1. Mit dem im Instanzenzug ergangenen Bescheid der Sicherheitsdirektion für das Bundesland Wien (der belangten Behörde) vom 12. Juli 2005 wurde gegen den Beschwerdeführer, angeblich ein nigerianischer Staatsangehöriger, gemäß § 36 Abs. 1 iVm Abs. 2 Z. 1 des Fremdengesetzes 1997 - FrG, BGBl. I Nr. 75, ein Aufenthaltsverbot für die Dauer von zehn Jahren erlassen.
Der Beschwerdeführer, dessen Identität und Nationalität auf Grund fehlender Dokumente nicht nachgewiesen sei, sei seinen unbestätigten Angaben zufolge am 8. März 2001 unter Umgehung der Grenzkontrolle in einem LKW versteckt in das Bundesgebiet gelangt und habe am selben Tag beim Bundesasylamt einen Asylantrag gestellt, welcher mit Bescheid vom 31. August 2001 unter gleichzeitiger Feststellung, dass die Zurückweisung, Zurückschiebung oder Abschiebung des Beschwerdeführers nach Nigeria zulässig sei, gemäß § 7 Asylgesetz 1997 - AsylG abgewiesen worden sei. Auf Grund der dagegen eingebrachten Berufung sei das Asylverfahren derzeit beim unabhängigen Bundesasylsenat anhängig.
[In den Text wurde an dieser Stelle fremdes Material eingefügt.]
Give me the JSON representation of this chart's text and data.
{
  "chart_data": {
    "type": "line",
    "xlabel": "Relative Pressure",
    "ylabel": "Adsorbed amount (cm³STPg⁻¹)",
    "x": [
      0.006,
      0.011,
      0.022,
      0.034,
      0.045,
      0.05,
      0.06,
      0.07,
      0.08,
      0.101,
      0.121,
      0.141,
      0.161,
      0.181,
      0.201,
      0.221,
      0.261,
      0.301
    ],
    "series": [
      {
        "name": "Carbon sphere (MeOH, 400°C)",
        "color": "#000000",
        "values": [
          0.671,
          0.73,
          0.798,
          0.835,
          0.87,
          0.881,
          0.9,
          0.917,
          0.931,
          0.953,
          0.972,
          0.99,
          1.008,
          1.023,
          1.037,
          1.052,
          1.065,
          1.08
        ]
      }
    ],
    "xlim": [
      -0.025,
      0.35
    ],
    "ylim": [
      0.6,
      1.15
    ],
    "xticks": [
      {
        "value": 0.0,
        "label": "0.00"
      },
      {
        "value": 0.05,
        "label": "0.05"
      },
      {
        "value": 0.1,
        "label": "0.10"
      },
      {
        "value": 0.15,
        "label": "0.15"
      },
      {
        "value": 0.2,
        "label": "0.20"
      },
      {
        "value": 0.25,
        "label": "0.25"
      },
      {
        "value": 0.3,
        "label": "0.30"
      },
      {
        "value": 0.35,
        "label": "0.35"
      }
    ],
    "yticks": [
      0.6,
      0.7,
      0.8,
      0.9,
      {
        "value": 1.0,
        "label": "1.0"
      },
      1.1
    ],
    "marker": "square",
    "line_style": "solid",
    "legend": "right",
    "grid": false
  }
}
Der Beschwerdeführer, der seit 18. Juni 2002 im Besitz einer vorläufigen Aufenthaltsberechtigung nach dem AsylG sei, sei erstmals am 11. September 2002 vom Jugendgerichtshof Wien wegen des Vergehens nach § 27 Abs. 1 und 2 (erster Fall) Suchtmittelgesetz - SMG und nach § 27 Abs. 1 leg. cit. zu einer bedingten Freiheitsstrafe von sechs Monaten verurteilt worden. Den Entscheidungsgründen des in Rechtskraft erwachsenen Urteils sei zu entnehmen, dass er im Zeitraum von ca. zwei Monaten bis 16. August 2002 zumindest 18 Gramm Heroin und Kokain mit nicht mehr feststellbarem Reinheitsgehalt in mehrfachen Angriffen an zwei Suchtgiftabnehmer verkauft habe. Dabei habe er in der Absicht gehandelt, sich dadurch eine fortlaufende Einnahme zu verschaffen. Zudem habe er im selben Zeitraum Cannabis, Heroin und Kokain zum Zweck des Eigenkonsums erworben und besessen.
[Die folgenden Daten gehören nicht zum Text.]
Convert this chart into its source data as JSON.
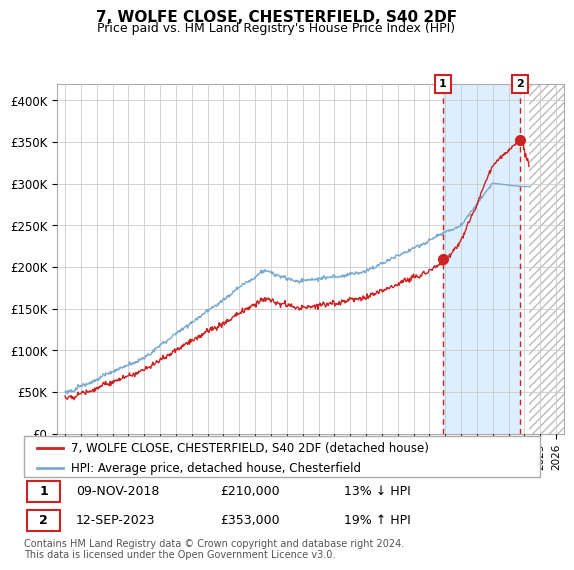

Diese Verurteilung habe den Beschwerdeführer nicht davon abhalten können, unmittelbar danach erneut einschlägig straffällig zu werden. Am 3. Februar 2003 sei er vom Jugendgerichtshof Wien wegen des Vergehens nach § 27 Abs. 1 und 2 Z. 2 (erster Fall) SMG zu einer unbedingten Freiheitsstrafe von sieben Monaten verurteilt worden. Der Beschwerdeführer habe nicht nur im Zeitraum von Frühjahr 2002 bis 16. August 2002, sondern auch von Mitte September 2002 bis 1. Jänner 2003 (sohin unmittelbar nach seiner ersten Verurteilung) in zahlreichen Angriffen in Wien und Niederösterreich insgesamt ca. 46 Gramm Heroin/Kokain und ca. 34 Gramm Heroin und ca. 9 Gramm Kokain an fünf Suchtgiftabnehmer verkauft. Auch dabei habe er in gewerbsmäßiger Absicht gehandelt.
Auf Grund dieser einschlägigen Verurteilungen sei der Tatbestand des § 36 Abs. 2 Z. 1 FrG erfüllt.
Angesichts des den Verurteilungen zu Grunde liegenden Fehlverhaltens des Beschwerdeführers und im Hinblick auf die der Suchtgiftkriminalität innewohnende und von ihm auf Grund des besonders raschen Rückfalles auch augenscheinlich dargelegte Wiederholungsgefahr lägen (auch) die Voraussetzungen des § 36 Abs. 1 FrG - vorbehaltlich der §§ 37 und 38 leg. cit. - vor; dies insbesondere auch deshalb, weil der seit der Tatbegehung verstrichene Zeitraum von nicht einmal zwei Jahren viel zu kurz sei, um von einem Wegfall oder auch nur einer entscheidungswesentlichen Reduzierung der von ihm ausgehenden Gefährdung ausgehen zu können, zumal die Anhaltung in Gerichtshaft nicht als Zeit des Wohlverhaltens gewertet werden könne. An dieser Beurteilung könne auch der Hinweis des Beschwerdeführers, dass es sich um Jugendstraftaten gehandelt hätte und er vorzeitig am 27. Mai 2003 aus der Haft entlassen worden wäre, nichts ändern; dies deshalb, weil die Fremdenpolizeibehörden bei der Erlassung eines Aufenthaltsverbotes an die gerichtlichen Erwägungen im Rahmen der Strafbemessung nicht gebunden seien und die Voraussetzungen für die Erlassung des Aufenthaltsverbotes allein nach fremdenrechtlichen Kriterien zu beurteilen hätten.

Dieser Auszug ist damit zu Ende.